O obstáculo a um New Deal nos dias de hoje
Aquilo que até agora fora apenas uma sugestão de vários
membros prescientes do establishment capitalista, agora tornou-se
política oficial pelo menos na Grã-Bretanha onde o
primeiro-ministro Boris Johnson anunciou que o seu governo empreenderá o
investimento a fim de estimular a economia, tal como o fez nos EUA F. D.
Roosevelt sob o New Deal na década de 1930. De facto, Johnson referiu-se
especificamente ao New Deal de Roosevelt e manifestou a sua
intenção de aumentar impostos sobre o ricos se necessário.
De modo divertido, ele antecedeu o seu discurso com a observação
de que "Eu não sou um comunista".
É mérito de Johnson ter reconhecido que o capitalismo neoliberal
chegou a um beco sem saída e que o sistema agora precisa da
intervenção do Estado, tão vilipendiada sob o
neoliberalismo, a fim de se reerguer da sua crise actual. Este ponto
básico continua a iludir o governo Modi na Índia, o qual continua
a repetir como um disco riscado os velhos e cansativos clichés acerca de
incentivar os "criadores de riqueza". O problema contudo é que
um New Deal não pode ser simplesmente activado à vontade, mesmo
por Johnson ou qualquer outro líder ocidental.

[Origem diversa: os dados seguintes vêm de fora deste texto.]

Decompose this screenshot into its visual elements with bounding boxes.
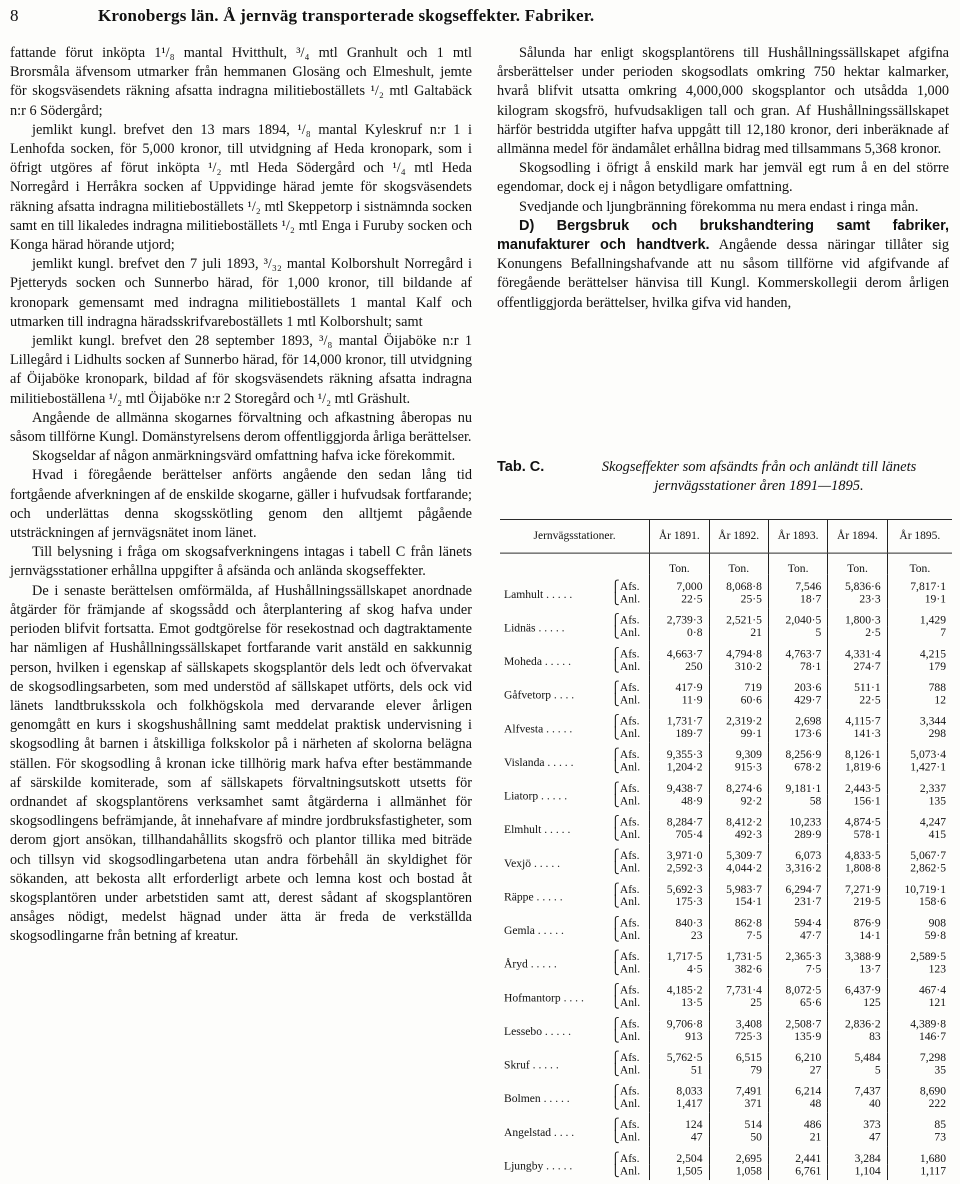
afs-value: 4,663·7 <box>650 642 709 660</box>
paragraph: De i senaste berättelsen omförmälda, af Hushållningssällskapet anordnade åtgärder för främjande af skogssådd och återplantering af skog hafva under perioden blifvit fortsatta. Emot godtgörelse för resekostnad och dagtraktamente har nämligen af Hushållningssällskapet fortfarande varit anstäld en sakkunnig person, hvilken i egenskap af sällskapets skogsplantör dels ledt och öfvervakat de skogsodlingsarbeten, som med understöd af sällskapet utförts, dels ock vid länets landtbruksskola och folkhögskola med dervarande elever årligen genomgått en kurs i skogshushållning samt meddelat praktisk undervisning i skogsodling åt barnen i åtskilliga folkskolor på i närheten af skolorna belägna ställen. För skogsodling å kronan icke tillhörig mark hafva efter bestämmande af särskilde komiterade, som af sällskapets förvaltningsutskott utsetts för ordnandet af skogsplantörens verksamhet samt åtgärderna i allmänhet för skogsodlingens befrämjande, åt innehafvare af mindre jordbruksfastigheter, som derom gjort ansökan, tillhandahållits skogsfrö och plantor tillika med biträde och tillsyn vid skogsodlingarbetena utan andra förbehåll än skyldighet för sökanden, att bekosta allt erforderligt arbete och lemna kost och bostad åt skogsplantören under arbetstiden samt att, derest sådant af skogsplantören ansåges nödigt, medelst hägnad under ätta är freda de verkställda skogsodlingarne från betning af kreatur. <box>10 582 472 945</box>
afs-value: 8,068·8 <box>709 575 768 593</box>
anl-value: 121 <box>887 997 952 1012</box>
year-header: År 1891. <box>650 519 709 553</box>
afs-value: 3,408 <box>709 1012 768 1030</box>
afs-value: 2,508·7 <box>768 1012 827 1030</box>
anl-value: 4,044·2 <box>709 862 768 877</box>
station-name: Bolmen . . . . . <box>504 1092 570 1106</box>
table-row <box>500 1079 952 1097</box>
afs-value: 10,233 <box>768 810 827 828</box>
anl-value: 7 <box>887 627 952 642</box>
table-row <box>500 978 952 996</box>
afs-value: 1,731·5 <box>709 945 768 963</box>
anl-value: 13·5 <box>650 997 709 1012</box>
anl-value: 21 <box>768 1131 827 1146</box>
anl-value: 48·9 <box>650 795 709 810</box>
afs-value: 3,284 <box>828 1146 887 1164</box>
afs-value: 7,437 <box>828 1079 887 1097</box>
afs-value: 4,331·4 <box>828 642 887 660</box>
afs-value: 467·4 <box>887 978 952 996</box>
right-column <box>497 44 949 313</box>
anl-value: 2,592·3 <box>650 862 709 877</box>
unit-row <box>500 553 952 575</box>
anl-value: 146·7 <box>887 1030 952 1045</box>
afs-label: ⎧Afs. <box>611 782 640 795</box>
anl-value: 21 <box>709 627 768 642</box>
paragraph: Sålunda har enligt skogsplantörens till Hushållningssällskapet afgifna årsberättelser under perioden skogsodlats omkring 750 hektar kalmarker, hvarå blifvit utsatta omkring 4,000,000 skogsplantor och utsådda 1,000 kilogram skogsfrö, hufvudsakligen tall och gran. Af Hushållningssällskapet härför bestridda utgifter hafva uppgått till 12,180 kronor, deri inberäknade af allmänna medel för ändamålet erhållna bidrag med tillsammans 5,368 kronor. <box>497 45 949 158</box>
afs-value: 7,298 <box>887 1046 952 1064</box>
station-name: Elmhult . . . . . <box>504 823 571 837</box>
afs-value: 124 <box>650 1113 709 1131</box>
anl-label: ⎩Anl. <box>611 1063 641 1077</box>
station-name: Vexjö . . . . . <box>504 857 561 870</box>
anl-label: ⎩Anl. <box>611 592 641 606</box>
anl-value: 27 <box>768 1064 827 1079</box>
anl-label: ⎩Anl. <box>611 862 641 875</box>
afs-value: 788 <box>887 676 952 694</box>
anl-value: 578·1 <box>828 828 887 843</box>
afs-value: 6,294·7 <box>768 877 827 895</box>
table-row <box>500 1113 952 1131</box>
anl-value: 60·6 <box>709 694 768 709</box>
afs-value: 203·6 <box>768 676 827 694</box>
afs-value: 4,763·7 <box>768 642 827 660</box>
afs-value: 5,309·7 <box>709 844 768 862</box>
table-row <box>500 575 952 593</box>
afs-value: 862·8 <box>709 911 768 929</box>
station-name: Lidnäs . . . . . <box>504 621 565 635</box>
anl-value: 1,204·2 <box>650 761 709 776</box>
table-row <box>500 1046 952 1064</box>
afs-value: 9,181·1 <box>768 776 827 794</box>
anl-value: 13·7 <box>828 963 887 978</box>
running-title: Kronobergs län. Å jernväg transporterade skogseffekter. Fabriker. <box>98 6 595 25</box>
anl-value: 219·5 <box>828 896 887 911</box>
anl-label: ⎩Anl. <box>611 1097 641 1110</box>
anl-value: 1,505 <box>650 1165 709 1180</box>
anl-value: 12 <box>887 694 952 709</box>
paragraph: jemlikt kungl. brefvet den 13 mars 1894, ¹/₈ mantal Kyleskruf n:r 1 i Lenhofda socken, för 5,000 kronor, till utvidgning af Heda kronopark, som i öfrigt utgöres af förut inköpta ¹/₂ mtl Heda Södergård och ¹/₄ mtl Heda Norregård i Herråkra socken af Uppvidinge härad jemte för skogsväsendets räkning afsatta indragna militieboställets ¹/₂ mtl Skeppetorp i sistnämnda socken samt en till likaledes indragna militieboställets ¹/₂ mtl Enga i Furuby socken och Konga härad hörande utjord; <box>10 121 472 254</box>
anl-label: ⎩Anl. <box>611 828 641 841</box>
anl-value: 83 <box>828 1030 887 1045</box>
afs-value: 1,429 <box>887 608 952 626</box>
afs-value: 8,284·7 <box>650 810 709 828</box>
section-d-body: Angående dessa näringar tillåter sig Konungens Befallningshafvande att nu såsom tillförne vid afgifvande af föregående berättelser hänvisa till Kungl. Kommerskollegii derom årligen offentliggjorda berättelser, hvilka gifva vid handen, <box>497 237 949 311</box>
anl-value: 5 <box>828 1064 887 1079</box>
afs-value: 511·1 <box>828 676 887 694</box>
section-d-heading: D) Bergsbruk och brukshandtering samt fabriker, manufakturer och handtverk. <box>497 217 949 254</box>
afs-value: 417·9 <box>650 676 709 694</box>
anl-value: 1,417 <box>650 1097 709 1112</box>
anl-label: ⎩Anl. <box>611 1164 641 1178</box>
table-row <box>500 743 952 761</box>
anl-value: 59·8 <box>887 929 952 944</box>
anl-value: 35 <box>887 1064 952 1079</box>
anl-value: 222 <box>887 1097 952 1112</box>
table-row <box>500 1012 952 1030</box>
afs-value: 5,762·5 <box>650 1046 709 1064</box>
afs-value: 6,210 <box>768 1046 827 1064</box>
station-name: Angelstad . . . . <box>504 1126 575 1139</box>
anl-value: 47 <box>828 1131 887 1146</box>
afs-value: 7,546 <box>768 575 827 593</box>
anl-value: 173·6 <box>768 727 827 742</box>
anl-value: 92·2 <box>709 795 768 810</box>
unit-cell: Ton. <box>709 553 768 575</box>
anl-value: 58 <box>768 795 827 810</box>
anl-value: 156·1 <box>828 795 887 810</box>
anl-label: ⎩Anl. <box>611 996 641 1010</box>
left-column <box>10 44 472 947</box>
afs-value: 4,389·8 <box>887 1012 952 1030</box>
unit-cell: Ton. <box>768 553 827 575</box>
afs-value: 594·4 <box>768 911 827 929</box>
anl-value: 48 <box>768 1097 827 1112</box>
anl-value: 915·3 <box>709 761 768 776</box>
afs-value: 7,731·4 <box>709 978 768 996</box>
afs-value: 2,319·2 <box>709 709 768 727</box>
table-label: Tab. C. <box>497 459 545 475</box>
afs-value: 2,739·3 <box>650 608 709 626</box>
anl-value: 1,427·1 <box>887 761 952 776</box>
afs-value: 5,067·7 <box>887 844 952 862</box>
afs-value: 2,441 <box>768 1146 827 1164</box>
anl-label: ⎩Anl. <box>611 1030 641 1043</box>
anl-value: 429·7 <box>768 694 827 709</box>
station-name: Ljungby . . . . . <box>504 1159 573 1173</box>
afs-value: 3,344 <box>887 709 952 727</box>
afs-value: 4,115·7 <box>828 709 887 727</box>
afs-label: ⎧Afs. <box>611 748 640 762</box>
afs-value: 6,437·9 <box>828 978 887 996</box>
anl-value: 125 <box>828 997 887 1012</box>
table-caption: Skogseffekter som afsändts från och anländt till länets jernvägsstationer åren 1891—1895. <box>601 459 917 494</box>
table-row <box>500 945 952 963</box>
anl-value: 154·1 <box>709 896 768 911</box>
anl-value: 4·5 <box>650 963 709 978</box>
afs-label: ⎧Afs. <box>611 1152 640 1165</box>
anl-value: 189·7 <box>650 727 709 742</box>
afs-value: 8,072·5 <box>768 978 827 996</box>
anl-value: 50 <box>709 1131 768 1146</box>
anl-label: ⎩Anl. <box>611 660 641 673</box>
afs-value: 2,040·5 <box>768 608 827 626</box>
afs-label: ⎧Afs. <box>611 815 640 829</box>
anl-value: 135·9 <box>768 1030 827 1045</box>
anl-label: ⎩Anl. <box>611 794 641 808</box>
afs-value: 373 <box>828 1113 887 1131</box>
anl-value: 913 <box>650 1030 709 1045</box>
afs-value: 4,794·8 <box>709 642 768 660</box>
anl-value: 18·7 <box>768 593 827 608</box>
station-name: Hofmantorp . . . . <box>504 991 584 1005</box>
afs-value: 4,185·2 <box>650 978 709 996</box>
afs-label: ⎧Afs. <box>611 647 640 661</box>
afs-value: 8,126·1 <box>828 743 887 761</box>
paragraph: Svedjande och ljungbränning förekomma nu mera endast i ringa mån. <box>519 198 919 215</box>
station-name: Lessebo . . . . . <box>504 1025 571 1038</box>
anl-value: 1,058 <box>709 1165 768 1180</box>
afs-value: 8,256·9 <box>768 743 827 761</box>
anl-value: 1,104 <box>828 1165 887 1180</box>
table-row <box>500 877 952 895</box>
table-row <box>500 608 952 626</box>
anl-value: 678·2 <box>768 761 827 776</box>
anl-value: 22·5 <box>650 593 709 608</box>
station-name: Gemla . . . . . <box>504 924 564 937</box>
anl-value: 99·1 <box>709 727 768 742</box>
anl-value: 7·5 <box>768 963 827 978</box>
afs-value: 2,698 <box>768 709 827 727</box>
statistics-table <box>500 519 952 1180</box>
table-row <box>500 844 952 862</box>
afs-value: 6,214 <box>768 1079 827 1097</box>
station-name: Lamhult . . . . . <box>504 588 573 601</box>
unit-cell: Ton. <box>650 553 709 575</box>
page-header <box>10 6 950 30</box>
table-header-row <box>500 519 952 553</box>
afs-value: 1,800·3 <box>828 608 887 626</box>
anl-value: 40 <box>828 1097 887 1112</box>
anl-value: 1,117 <box>887 1165 952 1180</box>
station-name: Skruf . . . . . <box>504 1058 559 1072</box>
afs-value: 4,247 <box>887 810 952 828</box>
afs-value: 1,731·7 <box>650 709 709 727</box>
anl-value: 23·3 <box>828 593 887 608</box>
afs-value: 5,983·7 <box>709 877 768 895</box>
station-name: Åryd . . . . . <box>504 958 557 971</box>
anl-value: 47·7 <box>768 929 827 944</box>
afs-value: 2,337 <box>887 776 952 794</box>
anl-value: 11·9 <box>650 694 709 709</box>
year-header: År 1892. <box>709 519 768 553</box>
table-row <box>500 709 952 727</box>
afs-label: ⎧Afs. <box>611 1051 640 1064</box>
afs-value: 840·3 <box>650 911 709 929</box>
afs-value: 10,719·1 <box>887 877 952 895</box>
paragraph: Till belysning i fråga om skogsafverkningens intagas i tabell C från länets jernvägsstationer erhållna uppgifter å afsända och anlända skogseffekter. <box>10 544 472 580</box>
afs-value: 6,073 <box>768 844 827 862</box>
afs-label: ⎧Afs. <box>611 950 640 963</box>
anl-value: 725·3 <box>709 1030 768 1045</box>
anl-value: 47 <box>650 1131 709 1146</box>
anl-value: 3,316·2 <box>768 862 827 877</box>
afs-label: ⎧Afs. <box>611 883 640 896</box>
afs-value: 876·9 <box>828 911 887 929</box>
paragraph: fattande förut inköpta 1¹/₈ mantal Hvitthult, ³/₄ mtl Granhult och 1 mtl Brorsmåla äfvensom utmarker från hemmanen Glosäng och Elmeshult, jemte för skogsväsendets räkning afsatta indragna militieboställets ¹/₂ mtl Galtabäck n:r 6 Södergård; <box>10 45 472 119</box>
anl-value: 6,761 <box>768 1165 827 1180</box>
anl-label: ⎩Anl. <box>611 962 641 976</box>
page-number: 8 <box>10 6 19 25</box>
afs-value: 9,355·3 <box>650 743 709 761</box>
afs-value: 3,388·9 <box>828 945 887 963</box>
unit-cell: Ton. <box>828 553 887 575</box>
anl-value: 23 <box>650 929 709 944</box>
anl-label: ⎩Anl. <box>611 1131 641 1144</box>
anl-value: 14·1 <box>828 929 887 944</box>
year-header: År 1895. <box>887 519 952 553</box>
paragraph: jemlikt kungl. brefvet den 28 september 1893, ³/₈ mantal Öijaböke n:r 1 Lillegård i Lidhults socken af Sunnerbo härad, för 14,000 kronor, till utvidgning af Öijaböke kronopark, bildad af för skogsväsendets räkning afsatta indragna militieboställena ¹/₂ mtl Öijaböke n:r 2 Storegård och ¹/₂ mtl Gräshult. <box>10 333 472 407</box>
table-row <box>500 1146 952 1164</box>
anl-label: ⎩Anl. <box>611 761 641 774</box>
anl-label: ⎩Anl. <box>611 895 641 909</box>
afs-label: ⎧Afs. <box>611 1084 640 1098</box>
afs-value: 7,491 <box>709 1079 768 1097</box>
afs-label: ⎧Afs. <box>611 1118 640 1132</box>
afs-value: 4,215 <box>887 642 952 660</box>
afs-value: 8,412·2 <box>709 810 768 828</box>
afs-label: ⎧Afs. <box>611 614 640 627</box>
afs-label: ⎧Afs. <box>611 715 640 728</box>
anl-value: 141·3 <box>828 727 887 742</box>
table-row <box>500 776 952 794</box>
afs-value: 5,692·3 <box>650 877 709 895</box>
afs-label: ⎧Afs. <box>611 916 640 930</box>
afs-value: 7,000 <box>650 575 709 593</box>
afs-value: 6,515 <box>709 1046 768 1064</box>
afs-label: ⎧Afs. <box>611 1017 640 1031</box>
section-d <box>497 217 949 313</box>
afs-label: ⎧Afs. <box>611 984 640 997</box>
unit-cell: Ton. <box>887 553 952 575</box>
anl-value: 25·5 <box>709 593 768 608</box>
afs-value: 8,690 <box>887 1079 952 1097</box>
anl-value: 7·5 <box>709 929 768 944</box>
year-header: År 1894. <box>828 519 887 553</box>
afs-value: 4,874·5 <box>828 810 887 828</box>
station-name: Räppe . . . . . <box>504 890 563 904</box>
station-name: Liatorp . . . . . <box>504 789 568 803</box>
afs-value: 2,695 <box>709 1146 768 1164</box>
afs-value: 3,971·0 <box>650 844 709 862</box>
afs-value: 7,817·1 <box>887 575 952 593</box>
anl-value: 705·4 <box>650 828 709 843</box>
anl-label: ⎩Anl. <box>611 626 641 640</box>
afs-value: 2,504 <box>650 1146 709 1164</box>
anl-value: 0·8 <box>650 627 709 642</box>
anl-value: 123 <box>887 963 952 978</box>
afs-value: 9,309 <box>709 743 768 761</box>
afs-value: 719 <box>709 676 768 694</box>
afs-label: ⎧Afs. <box>611 580 640 593</box>
paragraph: Skogseldar af någon anmärkningsvärd omfattning hafva icke förekommit. <box>32 448 456 465</box>
afs-value: 8,033 <box>650 1079 709 1097</box>
afs-value: 2,443·5 <box>828 776 887 794</box>
anl-value: 1,819·6 <box>828 761 887 776</box>
anl-value: 179 <box>887 660 952 675</box>
paragraph: Hvad i föregående berättelser anförts angående den sedan lång tid fortgående afverkningen af de enskilde skogarne, gäller i hufvudsak fortfarande; och underlättas denna skogsskötling genom den alltjemt pågående utsträckningen af jernvägsnätet inom länet. <box>10 467 472 542</box>
table-row <box>500 676 952 694</box>
anl-value: 78·1 <box>768 660 827 675</box>
station-column-header: Jernvägsstationer. <box>500 519 650 553</box>
table-c <box>500 519 952 1180</box>
afs-value: 4,833·5 <box>828 844 887 862</box>
afs-label: ⎧Afs. <box>611 849 640 863</box>
blank-cell <box>611 553 650 575</box>
anl-value: 250 <box>650 660 709 675</box>
anl-value: 382·6 <box>709 963 768 978</box>
table-row <box>500 642 952 660</box>
anl-label: ⎩Anl. <box>611 929 641 942</box>
anl-label: ⎩Anl. <box>611 693 641 707</box>
afs-value: 9,438·7 <box>650 776 709 794</box>
anl-value: 274·7 <box>828 660 887 675</box>
afs-value: 2,589·5 <box>887 945 952 963</box>
anl-value: 175·3 <box>650 896 709 911</box>
anl-value: 25 <box>709 997 768 1012</box>
anl-value: 231·7 <box>768 896 827 911</box>
year-header: År 1893. <box>768 519 827 553</box>
anl-value: 22·5 <box>828 694 887 709</box>
blank-cell <box>500 553 611 575</box>
afs-value: 5,836·6 <box>828 575 887 593</box>
afs-value: 7,271·9 <box>828 877 887 895</box>
paragraph: Skogsodling i öfrigt å enskild mark har jemväl egt rum å en del större egendomar, dock ej i någon betydligare omfattning. <box>497 160 949 196</box>
anl-value: 5 <box>768 627 827 642</box>
anl-value: 73 <box>887 1131 952 1146</box>
anl-value: 2·5 <box>828 627 887 642</box>
anl-value: 51 <box>650 1064 709 1079</box>
station-name: Alfvesta . . . . . <box>504 722 573 736</box>
afs-value: 2,836·2 <box>828 1012 887 1030</box>
anl-value: 298 <box>887 727 952 742</box>
table-row <box>500 810 952 828</box>
afs-value: 1,717·5 <box>650 945 709 963</box>
anl-value: 492·3 <box>709 828 768 843</box>
station-name: Vislanda . . . . . <box>504 756 574 769</box>
afs-value: 2,365·3 <box>768 945 827 963</box>
anl-value: 158·6 <box>887 896 952 911</box>
afs-value: 8,274·6 <box>709 776 768 794</box>
anl-label: ⎩Anl. <box>611 727 641 740</box>
anl-value: 415 <box>887 828 952 843</box>
anl-value: 79 <box>709 1064 768 1079</box>
afs-value: 514 <box>709 1113 768 1131</box>
paragraph: Angående de allmänna skogarnes förvaltning och afkastning åberopas nu såsom tillförne Kungl. Domänstyrelsens derom offentliggjorda årliga berättelser. <box>10 409 472 446</box>
afs-value: 5,073·4 <box>887 743 952 761</box>
anl-value: 371 <box>709 1097 768 1112</box>
paragraph: jemlikt kungl. brefvet den 7 juli 1893, ³/₃₂ mantal Kolborshult Norregård i Pjetteryds socken och Sunnerbo härad, för 1,000 kronor, till bildande af kronopark gemensamt med indragna militieboställets 1 mantal Kalf och utmarken till indragna häradsskrifvareboställets 1 mtl Kolborshult; samt <box>10 256 472 330</box>
anl-value: 19·1 <box>887 593 952 608</box>
station-name: Moheda . . . . . <box>504 655 571 668</box>
anl-value: 289·9 <box>768 828 827 843</box>
anl-value: 310·2 <box>709 660 768 675</box>
afs-value: 2,521·5 <box>709 608 768 626</box>
afs-value: 5,484 <box>828 1046 887 1064</box>
afs-value: 486 <box>768 1113 827 1131</box>
table-row <box>500 911 952 929</box>
afs-value: 908 <box>887 911 952 929</box>
anl-value: 2,862·5 <box>887 862 952 877</box>
afs-value: 85 <box>887 1113 952 1131</box>
anl-value: 65·6 <box>768 997 827 1012</box>
station-name: Gåfvetorp . . . . <box>504 689 575 702</box>
afs-value: 9,706·8 <box>650 1012 709 1030</box>
afs-label: ⎧Afs. <box>611 681 640 694</box>
anl-value: 1,808·8 <box>828 862 887 877</box>
afs-value: 1,680 <box>887 1146 952 1164</box>
anl-value: 135 <box>887 795 952 810</box>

No tempo do New Deal original não havia capital financeiro globalizado,
só capitais financeiros com base na nação e capitais
financeiros nacionais de Estados-nação que estavam bloqueados
numa feroz rivalidade inter-imperialista. Cada Estado-nação
tinha, portanto, um grau de alavancagem em relação ao
"seu" capital financeiro e podia persuadi-lo quanto à
necessidade de aceitar uma mudança de política, tal como o New
Deal, para a preservação do sistema como um todo.
Mesmo assim, houve uma forte oposição ao New Deal de Roosevelt
por parte do capital financeiro americano, o qual conseguiu após
o êxito inicial das medidas do New Deal em efectuar uma espécie de
recuperação da Depressão forçar a
administração norte-americana a um recuo parcial, razão
pela qual em 1937 os EUA voltaram a cair numa recessão. Foi só o
aumento das despesas com armamento na preparação para a Segunda
Guerra Mundial que finalmente levou os EUA a recuperarem-se das garras da
Grande Depressão. De facto, antes do aumento das despesas com armamento,
se bem que a utilização da capacidade instalada no sector de bens
de consumo nos EUA tivesse recuperado um pouco, no sector de bens de capital a
utilização continuava a permanecer num abismo; a procura por
armamento é que conseguiu ressuscitar este último.
A oposição do capital financeiro a qualquer activismo do Estado
que procure estimular directamente o nível de actividade na economia, ou
seja, que não seja efectuado através das
corporações, permanece tão forte como sempre. O capital
financeiro prefere que o governo conceda às corporações
incentivos de várias formas, tais como a limitação de
direitos trabalhistas ou a concessão de benefícios fiscais, para
investir mais (embora estas medidas se tenham mostrado singularmente
infrutíferas para assim fazê-lo).
Esta posição da finança não é surpreendente,
pois a intervenção directa do Estado para aumentar o nível
de actividade na economia, não importa quão necessária,
mina a legitimidade social dos capitalistas: sugere que a
protecção e a alimentação desta classe particular
não é realmente necessária para a sociedade, pois o seu
trabalho pode ser feito muito melhor pelo Estado e pelo sector público
por ele gerido.
A difamação absoluta do sector público que era comum sob o
neoliberalismo portanto fazia parte da tentativa de reafirmar a hegemonia
ideológica do capital financeiro a qual fora ameaçada pela
tendência do pós-guerra de intervenção directa do
Estado na economia e pela construção de um sector público
na maior parte dos países. É por isso que o discurso de Johnson
sobre o aumento do investimento público é simultaneamente
significativo e indicativo de uma situação desastrosa,
nomeadamente a natureza terminal da crise da ordem neoliberal.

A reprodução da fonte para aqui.